Par dernières conclusions n°2 remises au greffe et notifiées par RPVA le 18 janvier 2024, elles demandent à la cour d’infirmer le jugement en toutes ses dispositions et statuant à nouveau, de :
— débouter les sociétés Fiducial Expertise et Fiducial Consulting de l’ensemble de leurs demandes ;
— juger le contrat conclu entre la société Fiducial Expertise et la société [O] caduc et à défaut nul ; prononcer sa caducité, à défaut sa nullité ;
— juger le contrat conclu entre la société Fiducial Consulting et la société [O] caduc et à défaut nul ; prononcer sa caducité, à défaut sa nullité ;
en conséquence,
— à titre principal, condamner la société Fiducial Expertise au paiement de la somme de 22.339,48 euros et la société Fiducial Consulting au paiement de celle de 38.306,84 euros, assorties des intérêts au taux légal à compter du 26 janvier 2022, date réception de la mise en demeure ;
— à titre subsidiaire, condamner la société Fiducial Expertise au paiement de la somme de 15.719,48 euros et la société Fiducial Consulting au paiement de celle de 38.306,84 euros, assorties des intérêts au taux légal à compter du 26 janvier 2022, date réception de la mise en demeure ;
— en tout état de cause, condamner la société Fiducial Expertise et la société Fiducial Consulting à payer chacune la somme de 3.500 euros sur le fondement des dispositions de l’article 700 du code de procédure civile ainsi qu’aux entiers dépens de première instance et d’appel.

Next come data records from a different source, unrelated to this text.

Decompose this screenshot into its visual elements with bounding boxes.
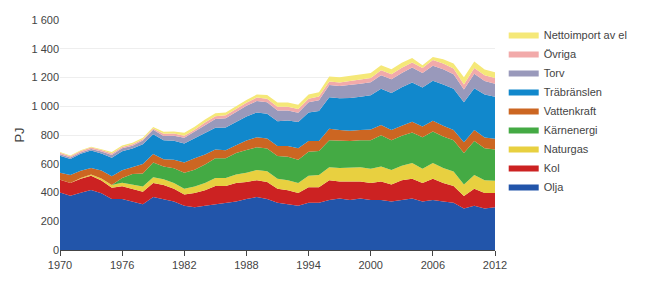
svg-text:1970: 1970 [48, 259, 72, 271]
svg-text:800: 800 [41, 129, 59, 141]
svg-text:Träbränslen: Träbränslen [544, 86, 602, 98]
svg-text:Vattenkraft: Vattenkraft [544, 105, 596, 117]
svg-text:600: 600 [41, 158, 59, 170]
svg-text:2006: 2006 [421, 259, 445, 271]
svg-text:1988: 1988 [234, 259, 258, 271]
svg-text:Nettoimport av el: Nettoimport av el [544, 29, 627, 41]
svg-text:1994: 1994 [296, 259, 320, 271]
svg-text:200: 200 [41, 215, 59, 227]
svg-text:Olja: Olja [544, 181, 564, 193]
svg-text:2000: 2000 [358, 259, 382, 271]
svg-text:1 000: 1 000 [31, 100, 59, 112]
svg-text:Naturgas: Naturgas [544, 143, 589, 155]
svg-text:PJ: PJ [12, 127, 27, 142]
svg-text:1982: 1982 [172, 259, 196, 271]
svg-text:1 400: 1 400 [31, 43, 59, 55]
svg-text:Kol: Kol [544, 162, 560, 174]
svg-text:Kärnenergi: Kärnenergi [544, 124, 598, 136]
svg-text:2012: 2012 [483, 259, 507, 271]
svg-text:1976: 1976 [110, 259, 134, 271]
svg-text:1 200: 1 200 [31, 71, 59, 83]
svg-text:Övriga: Övriga [544, 48, 577, 60]
svg-text:0: 0 [53, 244, 59, 256]
svg-text:400: 400 [41, 186, 59, 198]
svg-text:1 600: 1 600 [31, 14, 59, 26]
svg-text:Torv: Torv [544, 67, 565, 79]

La société [O] soutient, sur le fondement notamment des articles 1106, 1186, 1187 et 1169 et suivants du code civil, que les prestations facturées tant par la société Fiducial Expertise que par la société Fiducial Consulting n’ont donné lieu à aucune contrepartie, de sorte que la caducité des contrats conclus avec ces dernières doit être prononcée, ou à défaut leur nullité, et ce à compter de l’exercice 2015. Elle sollicite, en application des articles 1352 à 1352-9 du code civil, la restitution par les sociétés Fiducial Expertise et Fiducial Consulting des sommes versées pour les exercices 2017 à 2022.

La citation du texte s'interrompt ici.